28 January 2012

Development Acumen and Achilles Heels?

This week, I met with CDC's excellent new CEO, Diana Noble. CDC is a development finance institution, set up by DFID, but not financed by UK taxpayers since 1995. CDC has been successfully recycling returns from investments into new investments. With the aim of having a bigger additive effect transformative change, they are focusing all new investments in South Asia and sub-Saharan Africa.
In the course of our discussion, Diana told me about the Acumen Fund, investing in "social enterprises, emerging leaders, and breakthrough ideas".
The Fund has an interesting "10 things we have learned to be true":
  1. Dignity is more important to the human spirit than wealth
  2. 
Neither grants nor markets alone will solve the problems of poverty
  3. 
Poverty is a description of someone's economic situation, it does not describe who someone is
  4. 
We won't succeed in the long term without cultivating local leaders
  5. 
Great people, every time, no exceptions
  6. 
Great technology alone is not the answer
  7. 
If failing is not an option, you've ruled out success as well
  8. 
Governments rarely invent solutions, but they can scale what works
  9. 
There is no currency like trust, and there are no shortcuts to earning it
  10. 
Patient capital investing is built upon a system of values; it is not a series of steps
I like the fact that the Fund is reflective.

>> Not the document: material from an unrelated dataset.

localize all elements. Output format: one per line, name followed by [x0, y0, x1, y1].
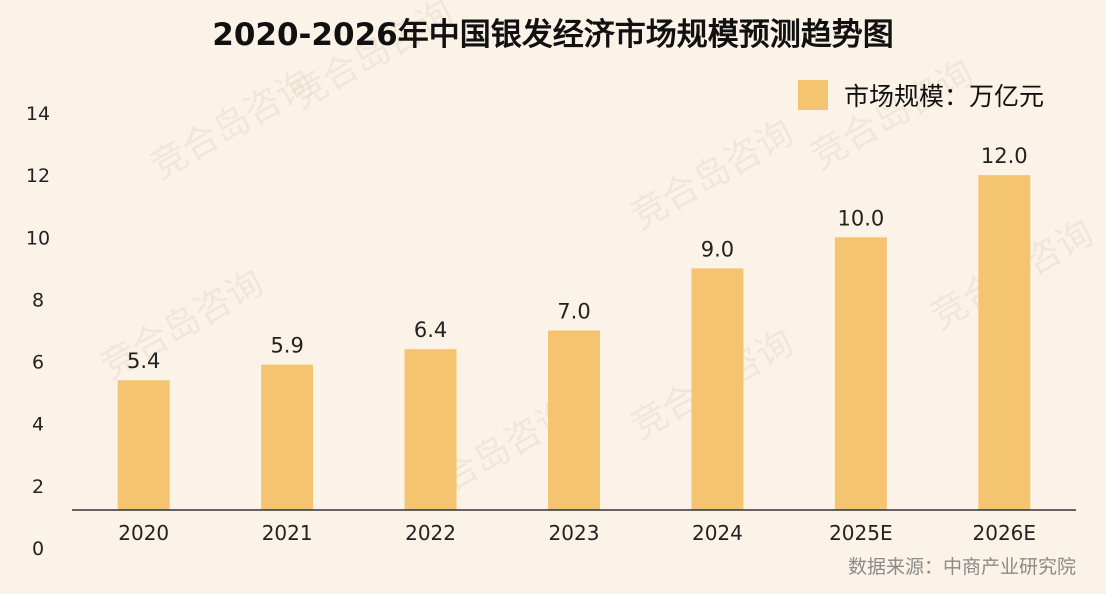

I also like the focus on dignity, leadership, blends of grants and markets, patient investing, listening to customer feedback.
But the Achilles Heel of this sector is the lack of independent evaluation and verification of impact.
The claims of Acumen's success are loud: 55,000 jobs created and supported, and 86 million lives impacted. I could not find any evaluations on the website (the "knowledge centre" has photo essays, stories and update letters but no independent assessments of impact and sustainability).
It would be so much more reassuring if these numbers had been generated by independent and publicly available evaluations. This is one way of building trust.